CD40 is universally hypermethylated in colon cancer tissues
CD40 is a member of the tumor necrosis factor family and a new immunemodulating target with great potential in cancer treatment[34]. Regulation of CD40 expression by DNA methylation has not been reported in current literatures, and thus deserves further investigation. We first inquired the expression of CD40 in colon cancer patients from the TCGA and GSE8671 dataset. The transcriptional expression of CD40 was significantly downregulated in colon cancer tissues compared with adjacent colon mucosa in both datasets (Figure 6A). Next, we analyzed the overall methylation level of CD40 in TCGA and GSE42725 dataset. The results showed that CD40 was hypermethylated in colon cancer tissues compared with adjacent or/and healthy colon mucosa in these two datasets (Figure 6B). We also observed a negative correlation between the mRNA expression and the overall DNA methylation level in COAD patients in TCGA (Pearson r = -0.511, P < 0.001; Figure S1B).

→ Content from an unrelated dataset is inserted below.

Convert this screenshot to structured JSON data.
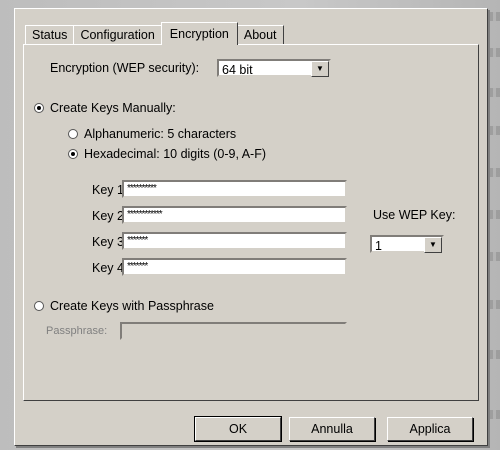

Additionally, we analyzed the CpG site-specific methylation status of all the 15 CpG sites of CD40 assessed by 450K array. The CpG sites located in or near the CpG island (Island, N shore and S shore) covering TSS of CD40 (12 CpG sites) were significantly hypermethylated in colon cancer tissues compared with the adjacent mucosa (Figure 6C), and their methylation levels were negatively correlated with CD40 expression, except for cg24575067 (Figure 6D). Interestingly, we observed a similar CpG site-specific methylation pattern of CD40 in the GSE42725 dataset (Figure 6E). Above results suggested that CD40 is universally hypermethylated in colon cancer tissues which may contribute to its transcriptional silence.
The expression of CD40 is regulated by promoter methylation in colon cancer cell lines
To better understand the regulation of CD40 expression in colon cancer, the levels of CD40 expression were detected in a panel of colon cancer cell lines. CD40 mRNA expression was silenced in 3 of 6 colon cancer cell lines (Figure 7A). We confirmed the expression of CD40 using western blot and flow cytometry analysis on the total and membrane protein level in these six cell lines (Figure 7B & 7C). Next, MSP and BSSQ were employed to interrogate the methylation status of CD40 promoter region in these cell lines. The CpG island situated in CD40 gene promoter region and the designed MSP and BSSQ primers were shown in Figure 7D. MSP analysis revealed CD40 promoter methylation in the three cell lines (SW480, SW620 and DLD1) with silenced CD40 expression (Figure 7E). BSSQ analysis of 19 CpG sites around the TSS showed dense methylation in the CD40 silenced cell lines examined (SW480 and DLD1), but not in the CD40 expressing HCT116 cells (Figure 7F). To test whether promoter methylation directly contributes to transcriptional silencing of CD40, these six colon cancer cell lines were treated with 5-Aza, a demethylation reagent. Restoration of CD40 expression was induced by 5-Aza in the three colon cancer cell lines with silenced CD40 expression (Figure 7G). These results indicated that CD40 is silenced in colon cancer cell lines by promoter region hypermethylation.